Если бы работы на «Таганроге» шли полным ходом, капитан приехал бы скорее, и четвертое письмо Лилии Кюрзен пришло несколькими днями раньше, возможно, что судьба Ингуса сложилась бы иначе. Откажись Ингус в тот вечер от приглашения Волдиса пойти с ним на матч между двумя лучшими футбольными командами Англии, его жизнь не омрачилась бы некоторыми неприятными переживаниями. Но вечерами было так одиноко и стены сухого дока так надоели, что Ингус не мог не пойти!

6

Они пришли на стадион за полчаса до начала матча. Пешком, в трамваях, на автомашинах со всех концов города к стадиону стремились тысячи людей. У касс стояли длинные очереди опоздавших купить билет. Несмотря на высокую входную плату, билеты на все лучшие места были уже распроданы. В толпе шныряли спекулянты, предлагая хорошо одетым посетителям за сказочную цену «два последних» билета на сидячие места. Им не приходилось дважды повторять своих предложений. Чего бы это ни стоило, нужно пройти на стадион! — такой спортивный азарт охватил опоздавших джентльменов и леди. Пока Ингус и Волдис колебались — платить или не платить пятнадцать шиллингов за место в последнем ряду, — билеты оказались проданными, и, в конце концов, они были счастливы, что достали за восемь шиллингов билет на стоячее место.

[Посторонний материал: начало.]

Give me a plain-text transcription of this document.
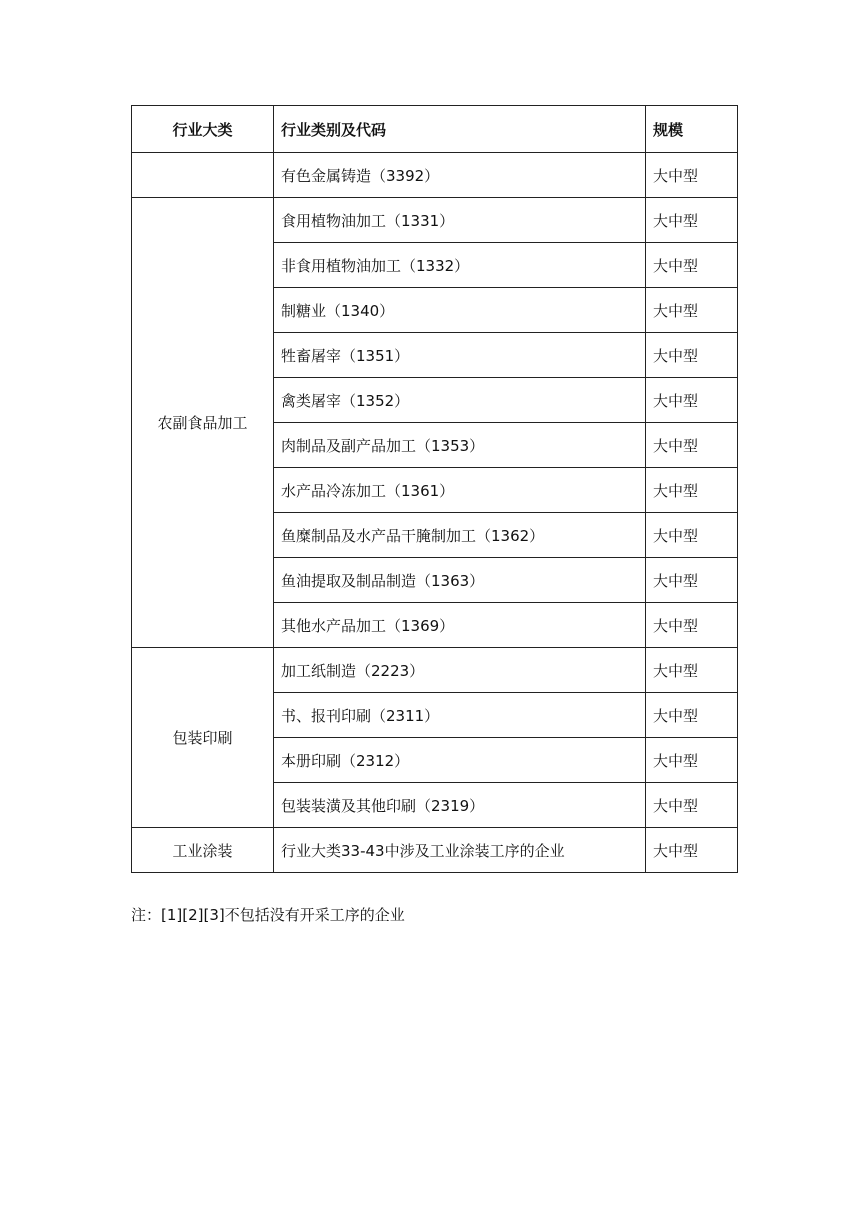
行业大类	行业类别及代码	规模
	有色金属铸造（3392）	大中型
农副食品加工	食用植物油加工（1331）	大中型
	非食用植物油加工（1332）	大中型
	制糖业（1340）	大中型
	牲畜屠宰（1351）	大中型
	禽类屠宰（1352）	大中型
	肉制品及副产品加工（1353）	大中型
	水产品冷冻加工（1361）	大中型
	鱼糜制品及水产品干腌制加工（1362）	大中型
	鱼油提取及制品制造（1363）	大中型
	其他水产品加工（1369）	大中型
包装印刷	加工纸制造（2223）	大中型
	书、报刊印刷（2311）	大中型
	本册印刷（2312）	大中型
	包装装潢及其他印刷（2319）	大中型
工业涂装	行业大类33-43中涉及工业涂装工序的企业	大中型
注：[1][2][3]不包括没有开采工序的企业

Поистине нужно быть очень большим любителем спорта, чтобы за свои собственные восемь шиллингов простоять два часа зажатым среди нескольких сотен беспокойных, шумных, вечно находящихся в движении, жестикулирующих людей. Да если бы в награду за такое терпение можно было хоть видеть все как следует!.. Впереди стоят в несколько рядов зрители, прибывшие раньше. Задние ряды нетерпеливо стремятся продвинуться поближе и напирают на стоящих впереди. В особо острые моменты игры толпа поднимается на носки, и волей-неволей это приходится делать всем. Если вы обладаете небольшим ростом, то сердитесь на всех высоких, загораживающих от вас зеленое поле; если вы, наоборот, выше других, стоящие сзади проклинают вас, сравнивая, в лучшем случае, с жирафом. Ваши новые туфли топчут чужие каблуки впереди стоящих, пальцы ваших ног немеют от долгого стояния на носках, а от беспрестанного вытягивания шеи начинают болеть шейные мускулы. Изредка вам удается узреть полосатую спину одного из футболистов и еще реже — увидеть мяч. Лишь на следующий день вы узнаете из газет, что именно происходило на поле и «очевидцем» каких знаменательных событий вы являлись. Вам не довелось видеть, как забивали мяч в ворота, но вы слышали, как другие хлопали этому. Вы слышали также, как освистывали незадачливых игроков, и присоединялись к общему свисту, не отдавая себе отчета, зачем и для чего. Когда все кончалось, вы говорили:

— Не стоило платить восемь шиллингов…

Некоторые моменты игры Ингус с Волдисом все же увидели. Ингусу в этом смысле посчастливилось, так как он был выше ростом, чем Волдис. По ходу матча и поведению публики они установили следующее: играют две команды высшего класса; те, что стояли против солнца, были манчестерцы и считались лучшей командой, а вторая команда представляла Кардифф. Это был один из последних турнирных матчей и один из последних серьезных матчей вообще, так как многие игроки уходили на военную службу. Через некоторое время их спортивным полем будут равнины Фландрии, где место футбольного мяча займут орудийные снаряды.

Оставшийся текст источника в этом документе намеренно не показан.